It’s really no surprise that people are afraid of investing after the economy went bad. The truth is many people lost their retirement savings, but what many people don’t realize is that those who left their money in their 401ks and IRAs, actually gained money since the drop. Many people who stuck with their plan are up 6%. Still, it pays to be careful. Here are just five tips for careful investing in a rough economy.
Do Your Homework
Before you invest any of your money, you need to do your homework. This means researching your options for investing, checking the stocks you want to invest in and how they’ve preformed, etc. You cannot simply go to an investment broker and hand over your cash. Well, you can, but it’s never a good idea. You need to know where your money is going and whether or not it’s a good decision for you.
Opt for Gold
Gold is a very safe investment in hard times. In fact, the cost of gold has rose significantly since the
recession began. It’s important to know that gold is very expensive, costing over $1500 per ounce at the time of this writing. Remember that this is scrap value. Coins and other collectables made of gold may be worth more than scrap value.
Choose Low-Risk Stocks
During a rough economy, you may feel more comfortable choosing low-risk stocks. Low-risk stocks don’t earn as much money as high-risk stocks, but it is less likely that you will lose money with these stocks. Researching the company will give you a better idea of whether or not the stock is considered low-risk.

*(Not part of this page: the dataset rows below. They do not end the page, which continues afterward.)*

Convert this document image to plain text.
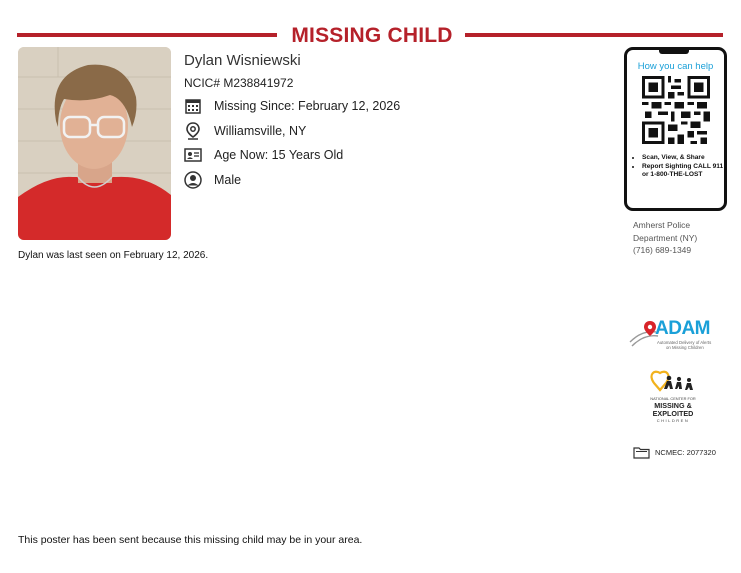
MISSING CHILD
Dylan Wisniewski
NCIC# M238841972
Missing Since: February 12, 2026
Williamsville, NY
Age Now: 15 Years Old
Male
Dylan was last seen on February 12, 2026.
How you can help
• Scan, View, & Share
• Report Sighting CALL 911 or 1-800-THE-LOST
Amherst Police
Department (NY)
(716) 689-1349
ADAM
Automated Delivery of Alerts
on Missing Children
NATIONAL CENTER FOR
MISSING &
EXPLOITED
CHILDREN
NCMEC: 2077320
This poster has been sent because this missing child may be in your area.
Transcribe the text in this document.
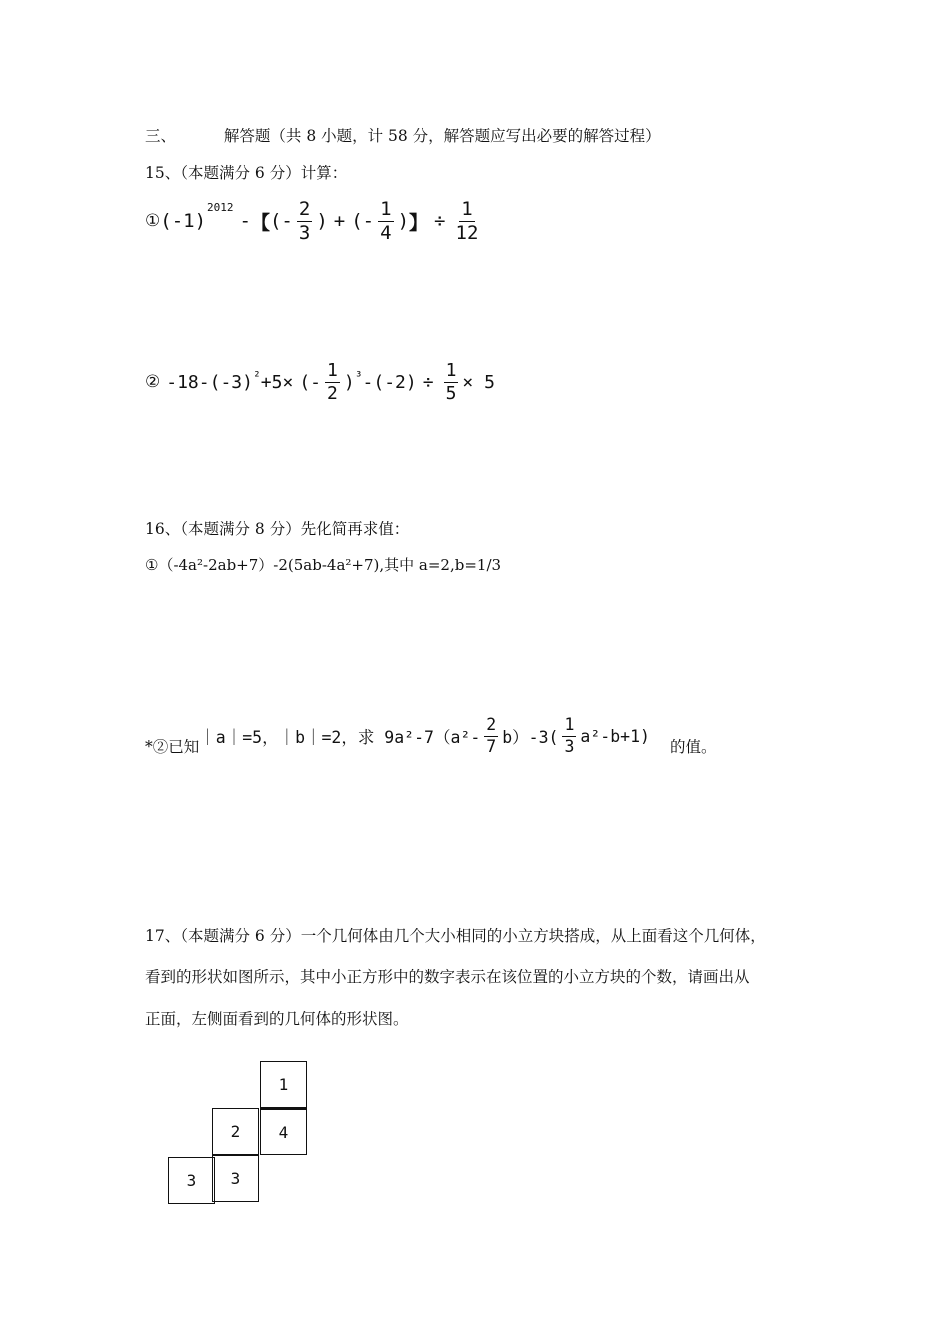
三、	解答题（共 8 小题，计 58 分，解答题应写出必要的解答过程）
15、（本题满分 6 分）计算：
① (-1)
2012
- 【 (- $\frac{2}{3}$ ) + (- $\frac{1}{4}$ ) 】 ÷ $\frac{1}{12}$
② -18- (-3) ² +5× (- $\frac{1}{2}$ ) $^3 - (-2) \div \frac{1}{5} \times 5$
16、（本题满分 8 分）先化简再求值：
①（-4a²-2ab+7）-2(5ab-4a²+7),其中 a=2,b=1/3
*②已知 ｜a｜=5，｜b｜=2，求 $9a^2-7(a^2- \frac{2}{7} b)-3( \frac{1}{3} a^2-b+1)$
的值。
17、（本题满分 6 分）一个几何体由几个大小相同的小立方块搭成，从上面看这个几何体，
看到的形状如图所示，其中小正方形中的数字表示在该位置的小立方块的个数，请画出从
正面，左侧面看到的几何体的形状图。
1
2	4
3	3
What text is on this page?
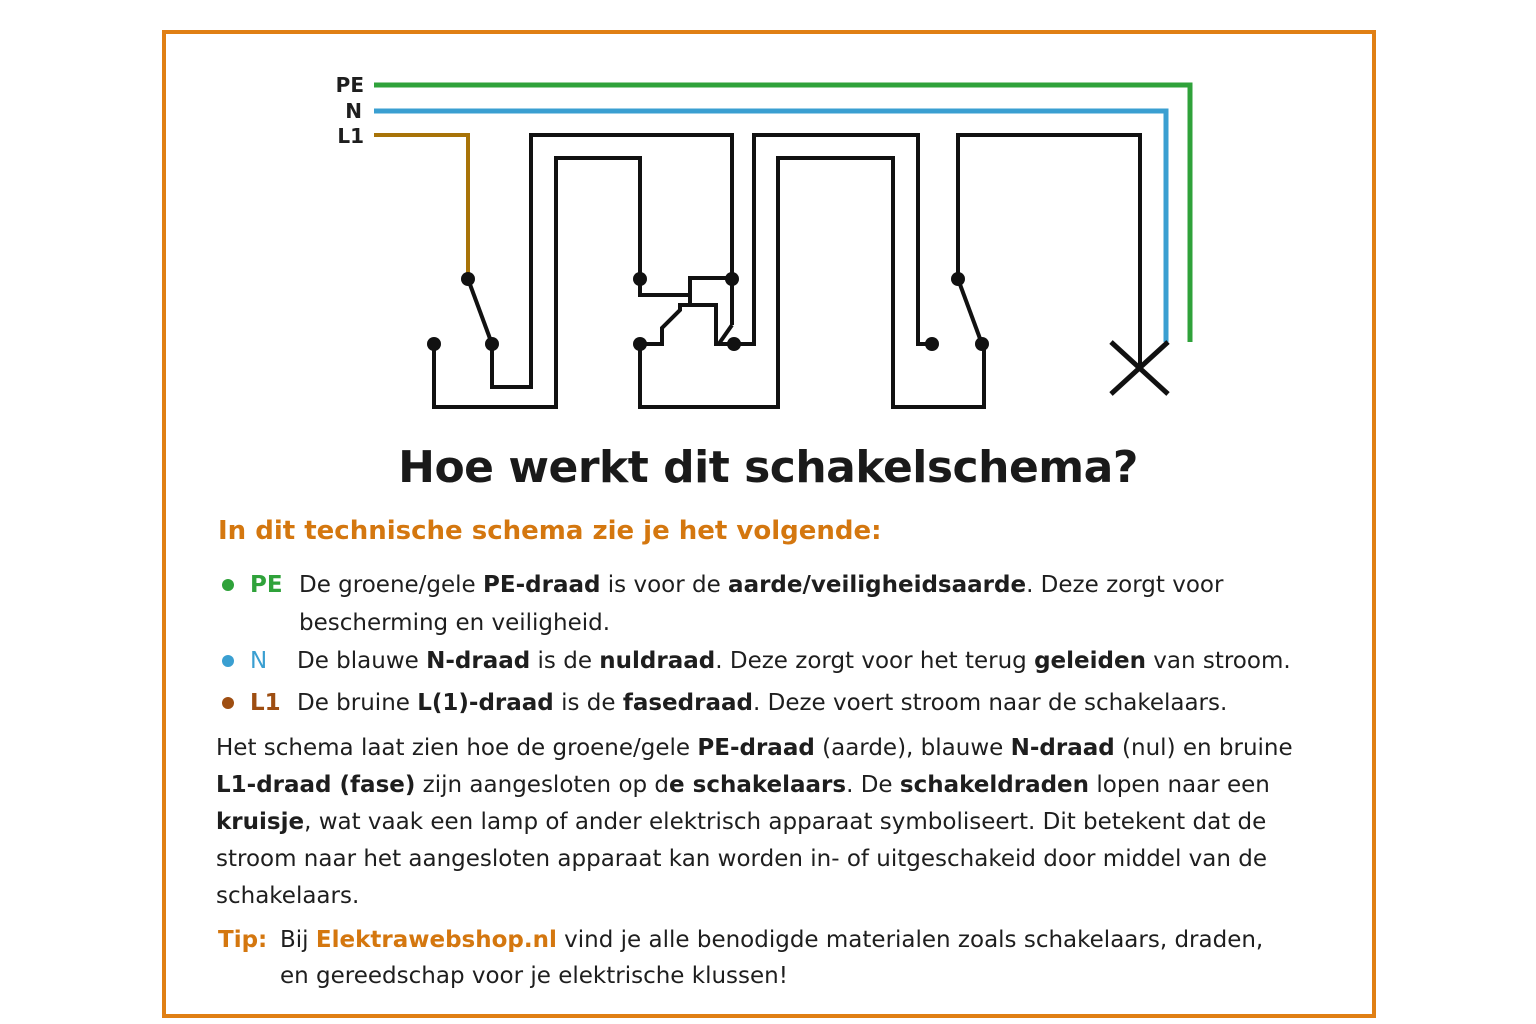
PE
N
L1
Hoe werkt dit schakelschema?

In dit technische schema zie je het volgende:

PE De groene/gele PE-draad is voor de aarde/veiligheidsaarde. Deze zorgt voor
bescherming en veiligheid.
N De blauwe N-draad is de nuldraad. Deze zorgt voor het terug geleiden van stroom.
L1 De bruine L(1)-draad is de fasedraad. Deze voert stroom naar de schakelaars.

Het schema laat zien hoe de groene/gele PE-draad (aarde), blauwe N-draad (nul) en bruine L1-draad (fase) zijn aangesloten op de schakelaars. De schakeldraden lopen naar een kruisje, wat vaak een lamp of ander elektrisch apparaat symboliseert. Dit betekent dat de stroom naar het aangesloten apparaat kan worden in- of uitgeschakeid door middel van de schakelaars.

Tip: Bij Elektrawebshop.nl vind je alle benodigde materialen zoals schakelaars, draden, en gereedschap voor je elektrische klussen!
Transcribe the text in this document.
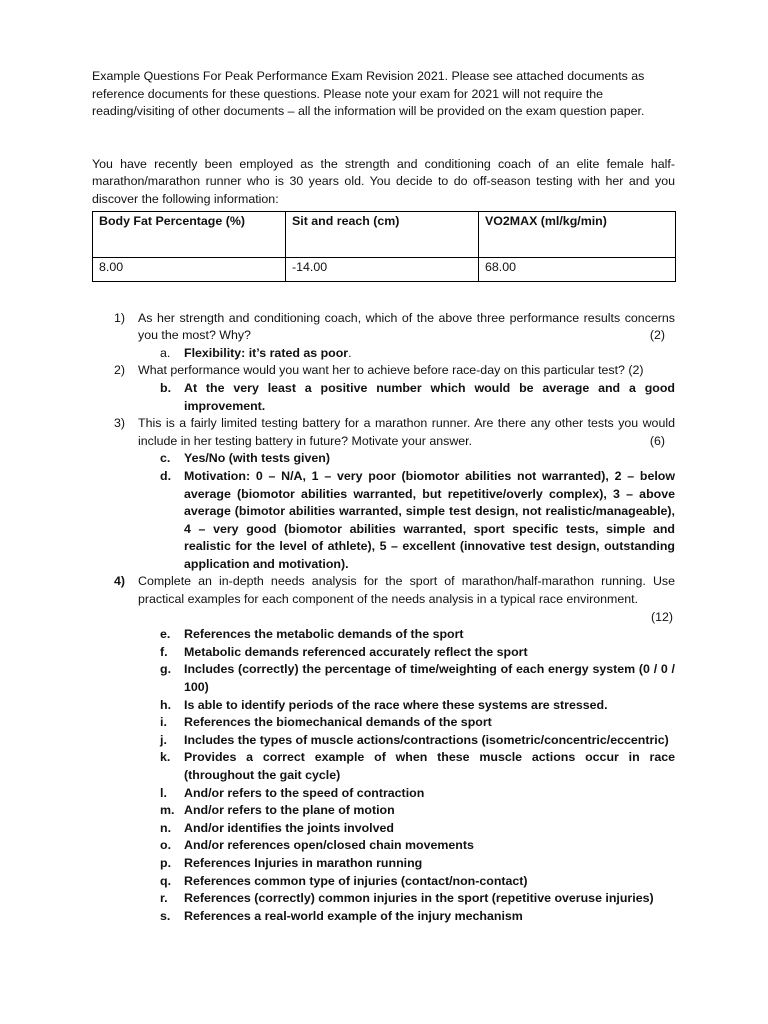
Example Questions For Peak Performance Exam Revision 2021. Please see attached documents as reference documents for these questions. Please note your exam for 2021 will not require the reading/visiting of other documents – all the information will be provided on the exam question paper.

You have recently been employed as the strength and conditioning coach of an elite female half-marathon/marathon runner who is 30 years old. You decide to do off-season testing with her and you discover the following information:

Body Fat Percentage (%)	Sit and reach (cm)	VO2MAX (ml/kg/min)
8.00	-14.00	68.00
1) As her strength and conditioning coach, which of the above three performance results concerns you the most? Why?	(2)
a. Flexibility: it’s rated as poor.
2) What performance would you want her to achieve before race-day on this particular test? (2)
b. At the very least a positive number which would be average and a good improvement.
3) This is a fairly limited testing battery for a marathon runner. Are there any other tests you would include in her testing battery in future? Motivate your answer.	(6)
c. Yes/No (with tests given)
d. Motivation: 0 – N/A, 1 – very poor (biomotor abilities not warranted), 2 – below average (biomotor abilities warranted, but repetitive/overly complex), 3 – above average (bimotor abilities warranted, simple test design, not realistic/manageable), 4 – very good (biomotor abilities warranted, sport specific tests, simple and realistic for the level of athlete), 5 – excellent (innovative test design, outstanding application and motivation).
4) Complete an in-depth needs analysis for the sport of marathon/half-marathon running. Use practical examples for each component of the needs analysis in a typical race environment.
(12)
e. References the metabolic demands of the sport
f. Metabolic demands referenced accurately reflect the sport
g. Includes (correctly) the percentage of time/weighting of each energy system (0 / 0 / 100)
h. Is able to identify periods of the race where these systems are stressed.
i. References the biomechanical demands of the sport
j. Includes the types of muscle actions/contractions (isometric/concentric/eccentric)
k. Provides a correct example of when these muscle actions occur in race (throughout the gait cycle)
l. And/or refers to the speed of contraction
m. And/or refers to the plane of motion
n. And/or identifies the joints involved
o. And/or references open/closed chain movements
p. References Injuries in marathon running
q. References common type of injuries (contact/non-contact)
r. References (correctly) common injuries in the sport (repetitive overuse injuries)
s. References a real-world example of the injury mechanism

Create a Diverse Portfolio
You should never put all your money into one type of investment. It pays to have a 401K, IRA, bonds, CDs, etc. You want a diverse portfolio so that something is always growing, even if another investment is shrinking. This will help even out your investments.
Invest What Your Employer Will Match
Last, but not least, even if you’re still worried about investing in a rough economy, you should take advantage of what your employer will match in a 401k. The amount a company will match varies by company, but the range is usually around 3-6%.
You may be scared to start investing during a rough economy, but think of it this way. If the economy doesn’t change within the next 5 years, you’ve lost 5 years where you could have been saving towards your retirement. Even if you choose low-risk investments, you will still be ahead. Don’t wait for the economy to change to start savings towards your retirement.